This week I have been a little bit stressed. We are moving toward closing and the townhouse is going through a series of inspections: termites, appraisals, home inspections, radon, etc. Ugh. Some things are going well and some things need to be addressed and fixed.
I have to admit, I am overwhelmed by it all. When I am in the woes of a mini-depression, I watch the Discovery Health Channel and watch the stories of courageous people who are going through things I cannot imagine. Though that helped, last night I realized that I just had to pray the stress away.
But, I thought about all the problems going on right now. A neighbor of ours from Alexandria passed away this week. She did not have any children, but I know that her family is devastated by the sudden loss of this young and kind-hearted woman. A dear member of the family is struggling with a job loss at the worst time in the worst economy. Members of our ward family are devastated due to strained relations in their family. There are lots of real problems right now.

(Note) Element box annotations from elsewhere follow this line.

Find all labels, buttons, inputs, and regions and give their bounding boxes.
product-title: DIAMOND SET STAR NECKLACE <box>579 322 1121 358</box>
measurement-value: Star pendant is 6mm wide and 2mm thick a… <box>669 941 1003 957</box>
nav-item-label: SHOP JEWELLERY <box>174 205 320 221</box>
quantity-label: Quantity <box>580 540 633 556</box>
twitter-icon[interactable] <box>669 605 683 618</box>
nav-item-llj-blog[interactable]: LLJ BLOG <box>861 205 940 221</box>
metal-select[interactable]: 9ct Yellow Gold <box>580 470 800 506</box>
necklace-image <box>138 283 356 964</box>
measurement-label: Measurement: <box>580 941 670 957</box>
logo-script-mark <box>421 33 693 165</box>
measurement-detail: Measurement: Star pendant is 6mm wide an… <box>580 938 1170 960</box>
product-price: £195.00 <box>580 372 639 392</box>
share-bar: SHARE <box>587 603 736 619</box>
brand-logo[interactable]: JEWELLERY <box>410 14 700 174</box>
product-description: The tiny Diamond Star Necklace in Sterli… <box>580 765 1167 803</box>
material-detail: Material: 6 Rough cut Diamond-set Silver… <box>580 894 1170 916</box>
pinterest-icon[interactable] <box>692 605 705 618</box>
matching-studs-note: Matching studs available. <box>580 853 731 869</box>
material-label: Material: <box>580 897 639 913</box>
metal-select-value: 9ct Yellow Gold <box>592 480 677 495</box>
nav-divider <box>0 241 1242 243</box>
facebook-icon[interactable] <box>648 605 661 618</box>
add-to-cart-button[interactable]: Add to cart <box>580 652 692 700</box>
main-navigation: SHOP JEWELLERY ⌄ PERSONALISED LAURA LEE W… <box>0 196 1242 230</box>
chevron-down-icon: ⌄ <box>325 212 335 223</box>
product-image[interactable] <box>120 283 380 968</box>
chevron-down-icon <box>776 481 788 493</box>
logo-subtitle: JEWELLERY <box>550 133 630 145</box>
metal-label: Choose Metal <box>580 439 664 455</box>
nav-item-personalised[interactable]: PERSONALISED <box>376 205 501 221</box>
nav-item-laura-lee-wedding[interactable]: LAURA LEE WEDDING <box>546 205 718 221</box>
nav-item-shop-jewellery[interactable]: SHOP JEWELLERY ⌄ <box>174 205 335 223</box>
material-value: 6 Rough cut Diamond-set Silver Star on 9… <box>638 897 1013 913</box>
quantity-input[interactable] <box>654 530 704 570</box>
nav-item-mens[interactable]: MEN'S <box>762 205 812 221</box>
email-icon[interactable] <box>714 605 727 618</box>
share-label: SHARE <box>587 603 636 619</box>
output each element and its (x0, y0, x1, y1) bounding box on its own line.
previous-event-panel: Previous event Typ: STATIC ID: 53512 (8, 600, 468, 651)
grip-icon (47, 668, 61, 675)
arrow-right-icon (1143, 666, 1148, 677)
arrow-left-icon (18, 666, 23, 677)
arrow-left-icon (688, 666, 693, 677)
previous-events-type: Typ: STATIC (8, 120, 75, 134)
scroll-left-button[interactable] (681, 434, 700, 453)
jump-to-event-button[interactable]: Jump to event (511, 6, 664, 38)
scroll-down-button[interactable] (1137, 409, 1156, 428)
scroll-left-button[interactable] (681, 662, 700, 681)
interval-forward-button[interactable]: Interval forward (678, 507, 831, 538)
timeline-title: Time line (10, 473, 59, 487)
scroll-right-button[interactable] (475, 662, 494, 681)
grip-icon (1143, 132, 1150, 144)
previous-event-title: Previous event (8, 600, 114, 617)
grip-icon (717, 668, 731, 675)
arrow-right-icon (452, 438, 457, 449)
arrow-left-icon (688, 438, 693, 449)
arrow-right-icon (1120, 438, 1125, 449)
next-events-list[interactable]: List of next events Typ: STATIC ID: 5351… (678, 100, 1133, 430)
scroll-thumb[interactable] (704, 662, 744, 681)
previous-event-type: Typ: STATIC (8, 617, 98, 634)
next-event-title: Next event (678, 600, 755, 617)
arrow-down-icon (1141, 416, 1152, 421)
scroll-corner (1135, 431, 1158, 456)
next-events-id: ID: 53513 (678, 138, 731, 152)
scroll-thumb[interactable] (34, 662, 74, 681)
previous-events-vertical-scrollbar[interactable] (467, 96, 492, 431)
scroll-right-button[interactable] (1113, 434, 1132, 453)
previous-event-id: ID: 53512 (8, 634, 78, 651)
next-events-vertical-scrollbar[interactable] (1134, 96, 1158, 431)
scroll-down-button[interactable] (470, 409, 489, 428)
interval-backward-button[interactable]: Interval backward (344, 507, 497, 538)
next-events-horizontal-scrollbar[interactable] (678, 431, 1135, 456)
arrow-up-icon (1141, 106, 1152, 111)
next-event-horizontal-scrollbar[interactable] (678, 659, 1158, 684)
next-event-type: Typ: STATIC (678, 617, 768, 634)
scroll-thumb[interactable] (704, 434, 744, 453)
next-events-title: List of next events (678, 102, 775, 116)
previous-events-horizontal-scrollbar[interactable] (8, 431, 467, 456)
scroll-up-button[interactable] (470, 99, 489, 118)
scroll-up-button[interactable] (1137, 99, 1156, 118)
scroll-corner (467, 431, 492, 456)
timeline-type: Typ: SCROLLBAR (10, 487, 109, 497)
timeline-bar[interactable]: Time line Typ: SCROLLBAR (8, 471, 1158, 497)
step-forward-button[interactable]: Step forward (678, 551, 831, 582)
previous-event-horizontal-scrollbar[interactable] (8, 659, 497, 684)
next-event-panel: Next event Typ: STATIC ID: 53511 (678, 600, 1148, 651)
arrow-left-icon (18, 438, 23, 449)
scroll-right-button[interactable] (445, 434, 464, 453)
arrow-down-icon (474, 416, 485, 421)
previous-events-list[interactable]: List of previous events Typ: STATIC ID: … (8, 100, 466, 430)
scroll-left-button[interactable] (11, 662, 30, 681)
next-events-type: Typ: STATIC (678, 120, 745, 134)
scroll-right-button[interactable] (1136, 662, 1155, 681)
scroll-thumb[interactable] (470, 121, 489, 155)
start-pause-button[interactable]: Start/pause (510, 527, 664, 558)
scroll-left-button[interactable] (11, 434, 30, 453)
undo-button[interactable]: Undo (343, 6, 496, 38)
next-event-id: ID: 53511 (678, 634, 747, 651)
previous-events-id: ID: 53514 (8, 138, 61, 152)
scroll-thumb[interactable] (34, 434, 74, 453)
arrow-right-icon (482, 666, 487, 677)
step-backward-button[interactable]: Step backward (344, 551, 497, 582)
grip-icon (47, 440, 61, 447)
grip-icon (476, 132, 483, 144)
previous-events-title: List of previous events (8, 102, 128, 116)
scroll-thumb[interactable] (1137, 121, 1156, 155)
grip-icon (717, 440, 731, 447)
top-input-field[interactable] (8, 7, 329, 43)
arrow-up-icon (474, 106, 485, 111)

As for my stress, it is so temporary. There is much to do but it will be done in three months. I wish I could just take a three month nap and wake up when it's all done, but I need to realize that it's just a bunch of little stuff in the broad scheme of life. So who was I to discuss my concerns with God. Didn't I know He was busy?
But I realized at about 4 am (ah, stress insomnia, how I've missed you. . .) that to think this way is to put limits on God's power and understanding. And that was just ridiculous.